Paths of hope

“Since we left Venezuela, I’ve never felt as much fear as I did that night. The night that I was separated from my newborn daughter, listening to the nurses say, the girl, she needs to be checked very carefully”.
Since September 2018, and leaving behind her home in the Venezuelan city of Barquisimeto, Williannys and her husband have traveled a path filled with sadness, which has been balanced only by the joy that their daughter Abdiana has brought.
Making the decision to flee from home was not an easy one. But they were living in
complete uncertainty, with little sense of where to go or whom to ask for help, knowing only that they could not keep waiting and hoping that one day things would change for the better in Venezuela.
They crossed the border into Arauca, and continued walking until they arrived in Agua Azul, a municipality in Casanare, where they began to sell small goods informally on the street, always sleeping on the street as well, and only very rarely ate three meals per day.
But one of those days would leave an impact on their lives forever, when in the middle of an excruciatingly hot, 90-degree day, Williannys fainted, unsure if the cause was the lack of sufficient food, the heat, or exhaustion from long workdays.

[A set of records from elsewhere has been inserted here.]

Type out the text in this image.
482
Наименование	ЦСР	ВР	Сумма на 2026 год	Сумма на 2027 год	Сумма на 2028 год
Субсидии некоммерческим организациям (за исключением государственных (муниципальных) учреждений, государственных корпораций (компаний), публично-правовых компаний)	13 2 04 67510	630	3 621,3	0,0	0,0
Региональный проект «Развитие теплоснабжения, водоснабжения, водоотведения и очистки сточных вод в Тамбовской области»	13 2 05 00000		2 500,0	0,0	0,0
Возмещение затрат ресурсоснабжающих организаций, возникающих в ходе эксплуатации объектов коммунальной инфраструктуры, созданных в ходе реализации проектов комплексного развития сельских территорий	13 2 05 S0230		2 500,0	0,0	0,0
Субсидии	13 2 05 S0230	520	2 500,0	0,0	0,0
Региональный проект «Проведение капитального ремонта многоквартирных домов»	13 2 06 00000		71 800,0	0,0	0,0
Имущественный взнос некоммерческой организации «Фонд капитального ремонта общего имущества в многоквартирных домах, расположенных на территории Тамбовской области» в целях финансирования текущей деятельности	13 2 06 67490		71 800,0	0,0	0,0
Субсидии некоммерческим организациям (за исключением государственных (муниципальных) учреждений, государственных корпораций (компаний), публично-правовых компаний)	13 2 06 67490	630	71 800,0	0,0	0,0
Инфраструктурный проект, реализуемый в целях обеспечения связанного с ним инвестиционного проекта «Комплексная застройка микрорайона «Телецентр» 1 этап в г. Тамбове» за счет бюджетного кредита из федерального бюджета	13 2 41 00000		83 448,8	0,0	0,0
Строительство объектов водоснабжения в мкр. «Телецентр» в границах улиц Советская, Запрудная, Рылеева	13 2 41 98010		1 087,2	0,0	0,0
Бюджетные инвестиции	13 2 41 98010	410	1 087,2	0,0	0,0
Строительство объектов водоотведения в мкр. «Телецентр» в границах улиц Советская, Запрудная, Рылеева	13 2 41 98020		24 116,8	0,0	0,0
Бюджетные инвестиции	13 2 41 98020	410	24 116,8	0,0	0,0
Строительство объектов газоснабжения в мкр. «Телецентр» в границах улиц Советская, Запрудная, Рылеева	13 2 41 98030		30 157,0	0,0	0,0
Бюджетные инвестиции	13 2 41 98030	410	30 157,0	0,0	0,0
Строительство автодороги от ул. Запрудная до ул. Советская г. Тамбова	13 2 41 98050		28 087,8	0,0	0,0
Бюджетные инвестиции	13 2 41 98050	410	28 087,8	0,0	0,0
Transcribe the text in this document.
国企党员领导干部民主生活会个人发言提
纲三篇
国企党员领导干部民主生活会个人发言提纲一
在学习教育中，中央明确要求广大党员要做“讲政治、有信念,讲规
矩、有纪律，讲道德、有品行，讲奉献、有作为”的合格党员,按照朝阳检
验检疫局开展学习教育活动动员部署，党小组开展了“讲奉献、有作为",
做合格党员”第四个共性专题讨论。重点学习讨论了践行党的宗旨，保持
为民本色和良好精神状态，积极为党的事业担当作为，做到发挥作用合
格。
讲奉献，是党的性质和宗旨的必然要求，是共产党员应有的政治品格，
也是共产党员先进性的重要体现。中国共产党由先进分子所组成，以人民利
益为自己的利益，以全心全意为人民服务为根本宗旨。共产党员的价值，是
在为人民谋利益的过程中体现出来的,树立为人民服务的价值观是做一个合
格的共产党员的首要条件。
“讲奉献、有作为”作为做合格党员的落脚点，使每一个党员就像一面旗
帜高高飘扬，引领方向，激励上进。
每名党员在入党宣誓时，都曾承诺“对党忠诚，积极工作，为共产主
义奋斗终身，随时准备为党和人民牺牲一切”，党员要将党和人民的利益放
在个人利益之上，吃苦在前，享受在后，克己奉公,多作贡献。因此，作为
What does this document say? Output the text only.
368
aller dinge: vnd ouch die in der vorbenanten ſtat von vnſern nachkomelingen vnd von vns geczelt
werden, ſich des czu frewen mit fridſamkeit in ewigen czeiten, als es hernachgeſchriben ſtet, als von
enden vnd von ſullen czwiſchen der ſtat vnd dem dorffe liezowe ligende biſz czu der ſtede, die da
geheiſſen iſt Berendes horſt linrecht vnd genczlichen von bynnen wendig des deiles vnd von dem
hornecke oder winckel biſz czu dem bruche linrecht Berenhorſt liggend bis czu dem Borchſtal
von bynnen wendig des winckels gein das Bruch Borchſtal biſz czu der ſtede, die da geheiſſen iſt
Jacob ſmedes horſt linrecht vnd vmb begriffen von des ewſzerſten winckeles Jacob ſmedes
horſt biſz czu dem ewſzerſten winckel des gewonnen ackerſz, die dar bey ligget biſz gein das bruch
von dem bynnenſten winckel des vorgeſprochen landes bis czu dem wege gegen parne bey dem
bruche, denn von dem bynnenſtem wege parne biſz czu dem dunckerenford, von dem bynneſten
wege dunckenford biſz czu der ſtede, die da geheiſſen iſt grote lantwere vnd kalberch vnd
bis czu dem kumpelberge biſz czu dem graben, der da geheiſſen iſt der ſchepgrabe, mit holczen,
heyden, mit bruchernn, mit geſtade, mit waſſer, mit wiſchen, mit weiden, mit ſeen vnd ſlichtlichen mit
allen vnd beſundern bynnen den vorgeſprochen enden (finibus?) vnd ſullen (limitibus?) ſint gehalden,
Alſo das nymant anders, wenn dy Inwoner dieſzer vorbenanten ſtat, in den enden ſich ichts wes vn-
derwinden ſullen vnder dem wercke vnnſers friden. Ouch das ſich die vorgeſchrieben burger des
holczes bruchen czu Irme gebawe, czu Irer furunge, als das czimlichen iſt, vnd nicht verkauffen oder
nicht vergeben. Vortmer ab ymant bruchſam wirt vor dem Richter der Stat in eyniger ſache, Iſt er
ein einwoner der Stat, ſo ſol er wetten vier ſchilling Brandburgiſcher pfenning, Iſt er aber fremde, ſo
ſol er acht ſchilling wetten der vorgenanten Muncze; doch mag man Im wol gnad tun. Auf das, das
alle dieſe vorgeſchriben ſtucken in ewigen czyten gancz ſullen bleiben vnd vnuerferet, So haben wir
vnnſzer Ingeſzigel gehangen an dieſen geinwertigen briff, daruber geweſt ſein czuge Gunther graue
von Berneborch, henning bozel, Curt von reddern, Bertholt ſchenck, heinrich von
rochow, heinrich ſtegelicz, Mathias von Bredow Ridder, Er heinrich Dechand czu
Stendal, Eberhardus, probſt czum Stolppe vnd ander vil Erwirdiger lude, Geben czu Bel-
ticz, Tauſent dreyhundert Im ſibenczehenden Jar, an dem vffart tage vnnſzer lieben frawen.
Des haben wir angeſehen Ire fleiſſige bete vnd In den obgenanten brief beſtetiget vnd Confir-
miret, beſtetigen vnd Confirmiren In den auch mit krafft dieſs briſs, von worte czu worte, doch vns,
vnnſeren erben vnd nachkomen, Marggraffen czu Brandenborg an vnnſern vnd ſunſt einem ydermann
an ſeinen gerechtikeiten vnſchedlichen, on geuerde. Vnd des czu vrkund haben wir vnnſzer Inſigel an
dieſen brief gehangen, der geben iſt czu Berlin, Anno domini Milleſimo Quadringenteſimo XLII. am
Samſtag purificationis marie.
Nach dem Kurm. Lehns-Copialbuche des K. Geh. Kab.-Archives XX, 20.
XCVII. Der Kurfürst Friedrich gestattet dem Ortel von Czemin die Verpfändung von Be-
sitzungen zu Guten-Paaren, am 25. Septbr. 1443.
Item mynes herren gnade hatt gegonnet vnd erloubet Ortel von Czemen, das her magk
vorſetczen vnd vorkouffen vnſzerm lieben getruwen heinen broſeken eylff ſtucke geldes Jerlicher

They received immediate help from a Colombian woman, who brought Williannys
and her husband to the nearest health clinic, where they received first aid until
Williannys regained consciousness. The clinic staff ran some basic tests, and to the
surprise of the Venezuelan couple, Williannys was seven months pregnant. Upon
hearing this news, the couple contacted a close relative in Bogotá, and began their journey on foot to Colombia’s capital in search of a better future for their growing
family.
Upon arrival in the city, they were able to find a safe roof over their heads as well as three meals a day. Most importantly, they were able to access prenatal checkups for the baby on the way. Williannys found a job in a garment factory, but at the end of her first week of work, received only the equivalent of six dollars – less than a dollar per day – and she decided not to return the following week.
The lack of income led them once again to restart their journey, this time to the south of the country to the department of Putumayo, where Williannys had been given the promise of a dignified job to provide at least the bare minimum as she continued with her pregnancy. When they arrived in Puerto Asís, life began to change for the family – with a climate and environment akin to their native Venezuela, and with an income that allowed them to pay rent and purchase food.
Despite this newly found stability and the care Williannys received since learning she was pregnant, their daughter Abdiana arrived in the world with a medical condition called osteogenesis imperfecta, with what are known “crystal bones” – a genetic abnormality that causes extremely brittle bones in infants. Within five days of her birth, Abdiana already had eight fractures in her body, requiring emergency referrals to the hospital to receive the appropriate attention, equipment, and treatment.
In addition to her daughter’s medical condition, Williannys’s family experienced many other challenges, including being robbed and suffering acts of discrimination and xenophobia. However, thanks to the support of the VenEsperanza program, the family was able to finally achieve stability and create the foundation for life in Cali.
“With the help that we have received from the VenEsperanza program, we have
been able to purchase diapers and clean clothes for our girl, as well as pay rent and buy other needs in bulk – because we don’t know what the future holds. With this assistance and given our girl’s condition, we believe that she will be safer here – in Venezuela it is very difficult to find the medicines and specialists she needs to manage her illness.”